We are still here... still waiting. We still do not have I-600 approval. We are hoping it will come soon. USCIS has requested some additional documents, so of course, that's another delay.
There was some promising news from our agency this week. We had another conference call with the 23 other families waiting for children from the same province as us. This call was more upbeat than the last one. The agency is still working hard behind the scenes to resolve the issues keeping us from our baby. The director of our agency will be traveling to Vietnam again in about a week. He is very hopeful that we will see some kind of movement in the next month or two. We will be praying that his trip is successful and that the obstacles in our way will be removed.
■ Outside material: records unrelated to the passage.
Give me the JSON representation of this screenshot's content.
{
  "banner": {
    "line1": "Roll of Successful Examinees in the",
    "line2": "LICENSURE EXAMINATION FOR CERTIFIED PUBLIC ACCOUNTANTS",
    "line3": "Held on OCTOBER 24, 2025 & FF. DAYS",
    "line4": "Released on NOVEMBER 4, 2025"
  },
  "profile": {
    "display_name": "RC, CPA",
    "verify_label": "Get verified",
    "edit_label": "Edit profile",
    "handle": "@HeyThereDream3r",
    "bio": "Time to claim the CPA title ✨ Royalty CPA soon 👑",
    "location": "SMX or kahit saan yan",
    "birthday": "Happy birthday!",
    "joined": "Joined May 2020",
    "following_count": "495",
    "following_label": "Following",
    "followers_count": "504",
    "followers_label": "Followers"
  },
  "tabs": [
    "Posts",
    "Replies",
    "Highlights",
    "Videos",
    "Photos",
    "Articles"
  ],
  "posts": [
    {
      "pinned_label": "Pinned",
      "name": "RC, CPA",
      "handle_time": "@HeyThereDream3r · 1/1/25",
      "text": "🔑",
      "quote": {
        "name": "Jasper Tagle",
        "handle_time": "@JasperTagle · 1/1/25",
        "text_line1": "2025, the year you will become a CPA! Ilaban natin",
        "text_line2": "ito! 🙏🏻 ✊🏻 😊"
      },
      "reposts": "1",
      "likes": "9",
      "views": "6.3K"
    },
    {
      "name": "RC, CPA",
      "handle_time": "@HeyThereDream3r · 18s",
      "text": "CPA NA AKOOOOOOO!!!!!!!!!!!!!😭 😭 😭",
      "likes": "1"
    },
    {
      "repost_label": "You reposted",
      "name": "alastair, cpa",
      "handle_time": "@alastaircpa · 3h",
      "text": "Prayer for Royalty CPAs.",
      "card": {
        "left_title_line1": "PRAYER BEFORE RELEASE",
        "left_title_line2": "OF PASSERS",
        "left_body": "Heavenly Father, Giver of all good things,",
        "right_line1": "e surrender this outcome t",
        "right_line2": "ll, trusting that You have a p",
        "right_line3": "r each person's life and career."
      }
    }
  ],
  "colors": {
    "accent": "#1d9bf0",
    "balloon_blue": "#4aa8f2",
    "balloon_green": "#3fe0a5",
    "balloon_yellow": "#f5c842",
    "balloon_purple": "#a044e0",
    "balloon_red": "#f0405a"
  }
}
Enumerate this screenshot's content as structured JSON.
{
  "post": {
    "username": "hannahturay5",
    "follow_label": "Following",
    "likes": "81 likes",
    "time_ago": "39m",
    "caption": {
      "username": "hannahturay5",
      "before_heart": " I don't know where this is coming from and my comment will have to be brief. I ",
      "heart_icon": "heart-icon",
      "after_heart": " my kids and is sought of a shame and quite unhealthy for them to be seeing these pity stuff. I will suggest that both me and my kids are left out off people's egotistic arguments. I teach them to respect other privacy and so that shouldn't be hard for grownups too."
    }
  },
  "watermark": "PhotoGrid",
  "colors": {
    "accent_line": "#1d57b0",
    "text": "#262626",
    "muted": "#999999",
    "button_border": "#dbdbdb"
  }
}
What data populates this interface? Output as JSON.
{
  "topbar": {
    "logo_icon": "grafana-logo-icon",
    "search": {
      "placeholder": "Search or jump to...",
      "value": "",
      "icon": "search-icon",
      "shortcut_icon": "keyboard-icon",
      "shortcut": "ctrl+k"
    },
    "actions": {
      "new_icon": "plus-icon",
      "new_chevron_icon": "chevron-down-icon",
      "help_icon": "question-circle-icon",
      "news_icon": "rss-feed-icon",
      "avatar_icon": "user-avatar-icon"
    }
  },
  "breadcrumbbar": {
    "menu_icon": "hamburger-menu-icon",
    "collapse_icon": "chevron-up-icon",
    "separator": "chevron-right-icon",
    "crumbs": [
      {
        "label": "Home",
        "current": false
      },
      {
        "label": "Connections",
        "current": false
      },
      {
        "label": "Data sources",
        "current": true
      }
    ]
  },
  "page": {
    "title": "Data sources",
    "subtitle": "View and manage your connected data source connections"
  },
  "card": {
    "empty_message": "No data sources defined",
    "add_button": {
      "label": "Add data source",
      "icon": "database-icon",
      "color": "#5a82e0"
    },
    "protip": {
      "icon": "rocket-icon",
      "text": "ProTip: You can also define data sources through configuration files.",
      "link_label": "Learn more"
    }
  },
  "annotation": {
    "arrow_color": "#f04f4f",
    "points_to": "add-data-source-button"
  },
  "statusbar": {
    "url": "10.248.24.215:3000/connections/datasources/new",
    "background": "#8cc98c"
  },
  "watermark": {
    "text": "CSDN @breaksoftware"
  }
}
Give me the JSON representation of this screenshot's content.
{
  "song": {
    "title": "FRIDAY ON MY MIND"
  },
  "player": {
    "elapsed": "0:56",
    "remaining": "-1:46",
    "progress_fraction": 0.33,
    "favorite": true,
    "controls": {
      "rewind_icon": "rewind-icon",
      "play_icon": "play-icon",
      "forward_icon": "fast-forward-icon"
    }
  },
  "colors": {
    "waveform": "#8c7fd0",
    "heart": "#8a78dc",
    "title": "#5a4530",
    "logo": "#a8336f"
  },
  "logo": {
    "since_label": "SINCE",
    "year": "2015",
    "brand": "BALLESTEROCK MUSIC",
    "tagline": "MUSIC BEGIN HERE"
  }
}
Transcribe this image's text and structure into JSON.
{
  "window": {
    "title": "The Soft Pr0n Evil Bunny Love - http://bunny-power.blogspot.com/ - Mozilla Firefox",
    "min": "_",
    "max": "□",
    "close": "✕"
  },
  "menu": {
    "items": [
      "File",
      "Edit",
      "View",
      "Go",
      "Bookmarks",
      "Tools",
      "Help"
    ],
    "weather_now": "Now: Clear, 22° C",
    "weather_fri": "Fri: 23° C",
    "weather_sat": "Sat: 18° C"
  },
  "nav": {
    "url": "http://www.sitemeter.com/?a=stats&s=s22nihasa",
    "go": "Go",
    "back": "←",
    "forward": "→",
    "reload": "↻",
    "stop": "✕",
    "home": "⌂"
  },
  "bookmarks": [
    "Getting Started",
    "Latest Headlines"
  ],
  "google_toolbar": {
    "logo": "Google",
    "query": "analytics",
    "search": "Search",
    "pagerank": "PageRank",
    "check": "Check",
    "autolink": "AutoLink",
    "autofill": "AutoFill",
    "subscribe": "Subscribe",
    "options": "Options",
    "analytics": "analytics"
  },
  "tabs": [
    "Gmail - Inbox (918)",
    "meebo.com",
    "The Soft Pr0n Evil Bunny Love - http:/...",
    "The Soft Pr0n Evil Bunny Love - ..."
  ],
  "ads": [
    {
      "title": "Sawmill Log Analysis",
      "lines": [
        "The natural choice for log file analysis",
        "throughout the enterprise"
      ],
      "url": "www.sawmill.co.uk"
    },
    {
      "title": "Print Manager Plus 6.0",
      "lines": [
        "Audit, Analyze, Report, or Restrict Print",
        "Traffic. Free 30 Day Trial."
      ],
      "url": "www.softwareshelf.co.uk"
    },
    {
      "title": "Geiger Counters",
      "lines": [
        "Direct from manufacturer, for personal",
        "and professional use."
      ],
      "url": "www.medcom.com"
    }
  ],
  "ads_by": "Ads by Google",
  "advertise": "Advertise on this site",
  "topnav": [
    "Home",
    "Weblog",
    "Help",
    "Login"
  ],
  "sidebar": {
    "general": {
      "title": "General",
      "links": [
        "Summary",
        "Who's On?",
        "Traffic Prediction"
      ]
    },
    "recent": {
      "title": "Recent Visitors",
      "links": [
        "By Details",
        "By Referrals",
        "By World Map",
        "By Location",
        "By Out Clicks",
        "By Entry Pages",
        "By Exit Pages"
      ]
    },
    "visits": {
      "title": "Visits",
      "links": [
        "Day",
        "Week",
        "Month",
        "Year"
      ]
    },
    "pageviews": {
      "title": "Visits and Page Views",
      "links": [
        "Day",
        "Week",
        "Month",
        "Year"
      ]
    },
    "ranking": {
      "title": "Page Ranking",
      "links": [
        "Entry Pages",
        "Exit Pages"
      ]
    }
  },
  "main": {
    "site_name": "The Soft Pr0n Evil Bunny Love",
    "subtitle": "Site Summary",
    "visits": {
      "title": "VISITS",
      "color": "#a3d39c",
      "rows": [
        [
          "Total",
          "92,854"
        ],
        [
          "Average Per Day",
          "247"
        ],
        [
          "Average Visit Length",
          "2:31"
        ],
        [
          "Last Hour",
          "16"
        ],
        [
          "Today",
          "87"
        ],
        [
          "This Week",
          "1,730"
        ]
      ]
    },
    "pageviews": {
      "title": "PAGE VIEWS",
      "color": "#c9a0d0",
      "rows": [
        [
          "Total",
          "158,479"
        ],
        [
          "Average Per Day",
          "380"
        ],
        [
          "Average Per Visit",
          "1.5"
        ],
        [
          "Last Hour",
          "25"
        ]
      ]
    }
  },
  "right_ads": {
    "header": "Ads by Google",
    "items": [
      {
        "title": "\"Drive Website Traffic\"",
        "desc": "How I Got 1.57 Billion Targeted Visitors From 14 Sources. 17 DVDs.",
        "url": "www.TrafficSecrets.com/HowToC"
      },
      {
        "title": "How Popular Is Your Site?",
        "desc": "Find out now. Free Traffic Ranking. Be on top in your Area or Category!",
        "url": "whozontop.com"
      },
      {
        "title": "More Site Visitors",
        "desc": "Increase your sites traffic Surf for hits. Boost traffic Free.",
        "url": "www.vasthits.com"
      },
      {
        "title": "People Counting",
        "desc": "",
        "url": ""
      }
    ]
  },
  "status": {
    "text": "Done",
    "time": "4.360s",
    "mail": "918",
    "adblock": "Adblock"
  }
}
This month marks 3 years since we turned in our application to adopt. There have been lots of different delays in this process. One thing that has remained constant the whole time is my desire to be a Momma. The ache is in my heart every day and never wanes. I have to believe that God put this strong longing in me for a reason. It may sound ridiculous to say, but in many ways, the trials we have faced during this adoption have been a positive thing. During this process I have branched out of my comfort zone and made some wonderful friendships. I have done an enormous amount of cultural and parenting research. I have had to be an advocate for our child and our family already. I know all these things will make me a stronger parent. In addition, I have learned without a doubt how precious every moment with a child is. Every minute we spend without our baby is lost forever. Once we hold him in our arms we will relish every second. Every cry, every laugh is irreplaceable. I can't wait to drink it all in.
Now, I'm not saying I have enjoyed the wait in any way. I'm just trying to take an honest look at what has happened to me as a result of the wait. The bad parts of the wait are obvious and are increasingly hard to deal with. So, maybe an exercise of looking for the positive will help... maybe.